I Capi di Stato e di Governo della Ue in Francia hanno dichiarato che «occorre aumentare la sicurezza alimentare, riducendo la dipendenza dalle importazioni» e che «in particolare, deve salire la produzione di proteine vegetali». Ma su questo punto, per quanto riguarda le importazioni dall'America del Nord e dall'America Latina, spunta una contraddizione con la politica ondivaga dell'Europa sugli Ogm, dato che la stragrande maggioranza del grano che arriva da Stati Uniti Canada e America del Sud è geneticamente modificato e ad oggi in Italia viene utilizzato solo per produrre la gran parte dei mangimi utilizzati negli allevamenti. Sul punto la legislazione europea, ad oggi, rimanda ai paesi membri la facoltà di vietare o di limitare l'uso di determinati Ogm, anche se a cavallo tra gli anni '90 e 2000 in quasi tutta Europa c'è stata una moratoria di fatto sugli organismi geneticamente modificati, provocata dalla chiusura di molti Stati rispetto all'argomento. La selva delle direttive europee emanate negli anni si basa sul cosiddetto «principio di precauzione», ovvero che per la coltivazione e la commercializzazione degli Ogm importati è necessaria un'autorizzazione preventiva e una valutazione del rischio. È ovvio che adesso andranno allargate le maglie della burocrazia. Sempre il premier Mario Draghi nella sua informativa alla Camera del 25 febbraio scorso ha avanzato l'ipotesi di «riaprire le centrali a carbone per compensare il gas russo».

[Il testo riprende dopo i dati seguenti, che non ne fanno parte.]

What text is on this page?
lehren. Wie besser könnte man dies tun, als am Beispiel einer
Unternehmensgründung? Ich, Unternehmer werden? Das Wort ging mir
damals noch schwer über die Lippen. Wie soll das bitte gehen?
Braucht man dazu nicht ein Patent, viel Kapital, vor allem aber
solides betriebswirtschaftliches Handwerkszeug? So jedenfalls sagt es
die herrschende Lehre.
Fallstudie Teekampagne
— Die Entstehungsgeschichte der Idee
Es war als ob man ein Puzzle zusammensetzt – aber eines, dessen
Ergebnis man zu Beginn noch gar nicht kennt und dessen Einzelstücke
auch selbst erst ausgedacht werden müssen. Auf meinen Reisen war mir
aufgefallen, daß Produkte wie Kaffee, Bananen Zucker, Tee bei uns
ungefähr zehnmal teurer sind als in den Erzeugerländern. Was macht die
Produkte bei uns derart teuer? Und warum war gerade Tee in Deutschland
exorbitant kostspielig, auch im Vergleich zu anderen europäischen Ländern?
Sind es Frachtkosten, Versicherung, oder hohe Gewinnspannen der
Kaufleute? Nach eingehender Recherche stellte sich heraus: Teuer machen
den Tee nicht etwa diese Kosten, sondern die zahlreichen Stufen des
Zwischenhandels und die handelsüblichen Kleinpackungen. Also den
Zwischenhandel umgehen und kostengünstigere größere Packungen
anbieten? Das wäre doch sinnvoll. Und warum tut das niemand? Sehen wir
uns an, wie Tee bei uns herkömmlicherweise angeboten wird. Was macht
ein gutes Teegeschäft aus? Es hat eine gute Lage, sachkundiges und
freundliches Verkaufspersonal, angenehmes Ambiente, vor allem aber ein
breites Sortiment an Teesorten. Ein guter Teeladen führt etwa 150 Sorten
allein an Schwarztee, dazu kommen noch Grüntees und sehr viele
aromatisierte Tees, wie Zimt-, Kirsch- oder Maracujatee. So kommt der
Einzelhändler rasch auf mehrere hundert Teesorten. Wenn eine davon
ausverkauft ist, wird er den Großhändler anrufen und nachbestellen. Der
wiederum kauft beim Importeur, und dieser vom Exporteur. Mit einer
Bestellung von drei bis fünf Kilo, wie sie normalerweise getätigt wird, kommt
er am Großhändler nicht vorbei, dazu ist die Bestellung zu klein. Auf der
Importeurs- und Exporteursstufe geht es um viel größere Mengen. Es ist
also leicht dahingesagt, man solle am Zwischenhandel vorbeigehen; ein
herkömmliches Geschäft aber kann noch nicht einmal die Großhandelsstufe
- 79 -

In Italia le centrali a carbone sono sette, a La Spezia in Liguria, Fiume Santo e Portoscuso in Sardegna, Brindisi in Puglia, Torrevaldaliga nel Lazio, Fusina in Veneto e Montefalcone in Friuli Venezia Giulia. Due sono state già riattivate a fine 2021 con l'aumentare della tensione tra Russia e Ucraina e appunto Palazzo Chigi non esclude di rimettere in funzione le altre. Tutto in contrasto con il New European Green Deal presentato a Strasburgo all'Europarlamento a inizio del 2020. Il piano prevede la «neutralità climatica» entro il 2050 e la graduale abolizione del carbone. Tutto da rifare, evidentemente, perché una delle priorità di questa fase è «l'indipendenza energetica» e il carbone potrebbe essere utile a raggiungere questo scopo. Infine un altro cambio di paradigma, non energetico. La decisione di Facebook e Instagram di derogare alle regole sul politicamente corretto e sull'hate speech per quanto riguarda i «discorsi d'odio» contro le azioni della Russia in Ucraina rappresenta una svolta rispetto all'ossessione del gigante social americano sugli insulti sul web.
Twitter addirittura ha bannato a vita l'ex presidente Usa Donald Trump per i suoi tweet ruvidi e politicamente scorretti. E ancora l'Europa vieta l'hate speech all'articolo 14 della Cedu, la convenzione europea per la salvaguardia dei diritti dell'uomo e delle libertà fondamentali.